On April 17, a West Texas fertilizer plant exploded, leaving 14 dead and approximately 200 injured. Investigators continue to look into exactly what caused the explosion that left an estimated $100 million in damages in its wake.
Yet, while investigators are still looking to determine if the blast was due to an accident or negligence, some in Congress are turning the blame back on the government.
In a letter to President Obama last week, Representatives Henry Waxman (D–CA) and Bennie Thompson (D–MS) pointed to the failures of the Chemical Facility Anti-Terrorism Standards program (CFATS) and called for the creation of a Blue Ribbon Commission to assess the program and determine if safety requirements should be lumped into the program.
Created in 2007, the CFATS program was designed to set security standards and regulate protective measures at high-risk chemical facilities in the United States. The intention was to create a risk-based and flexible security program to prevent abuse and theft of high-risk chemicals by terrorists and other bad actors.
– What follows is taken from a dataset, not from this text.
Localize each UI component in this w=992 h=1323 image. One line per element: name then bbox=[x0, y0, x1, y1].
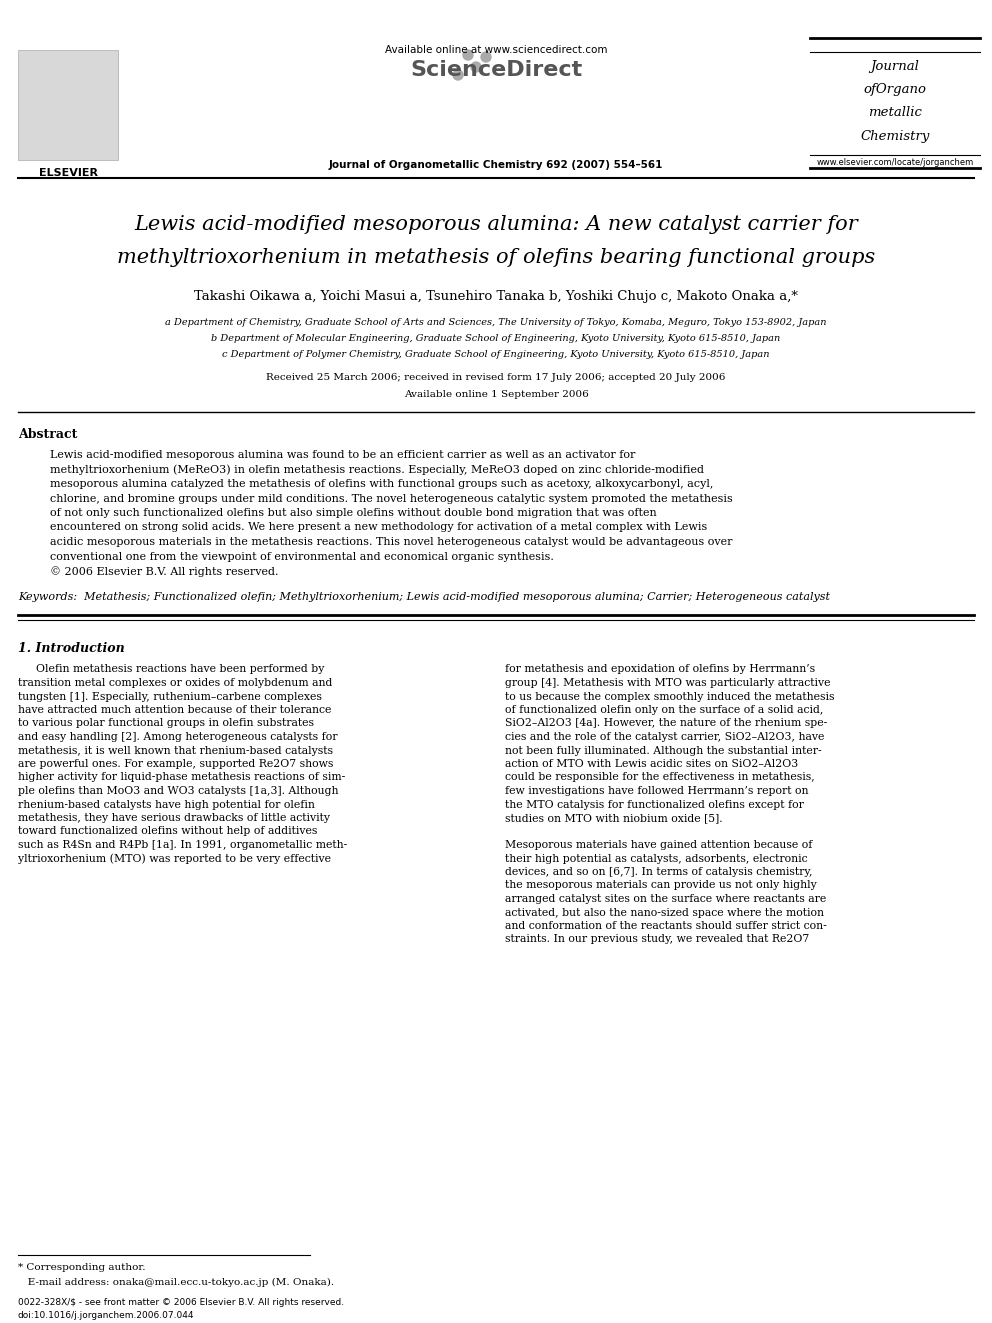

While the aim was good, the federal CFATS regulations have ultimately proved exceedingly complicated and overly burdensome on the private sector.
Indeed, in their letter, the Congressmen cite the failures of the CFATS program, highlighting a 2011 internal audit that detailed the fundamental challenges faced by the program and the failure of the program to approve even one facility security plan. The Congressmen also highlighted a recent Government Accountability Office (GAO) report that found that 16 months later the CFATS program still remains mired in serious problems, including incomplete risk assessments, slow implementation, and disjointed outreach to the private sector. The obvious question would then be, why add another layer of bureaucracy and added requirements to an already burdensome and broken system?
What is needed is not another layer of government, in the form of a government commission, but instead more room for creative, cost-effective private-sector solutions. This is not to say that high-risk chemical facilities should not be subject to a degree of federal oversight. But excessive regulation and added government bureaucracy that prevents the private sector from doing business and fails to take a true risk-based approach is the wrong way forward.
Legislatures and regulators must be careful not to conflate security with safety. The difference between the two might not seem obvious, but it is important. Think of it this way: If one is concerned about the security of his home, he may want to make sure all of the doors and windows are securely locked so a burglar can’t get in.
Yet, what about safety? In the event of a fire, for example, one might be concerned about the exact opposite—how easily and quickly these doors and windows can be opened so one can get out. The example may be a bit oversimplified, but it serves as a reminder that safety and security are not one and the same. The two distinct issues should be handled separately, not combined in the already broken CFATS mandate.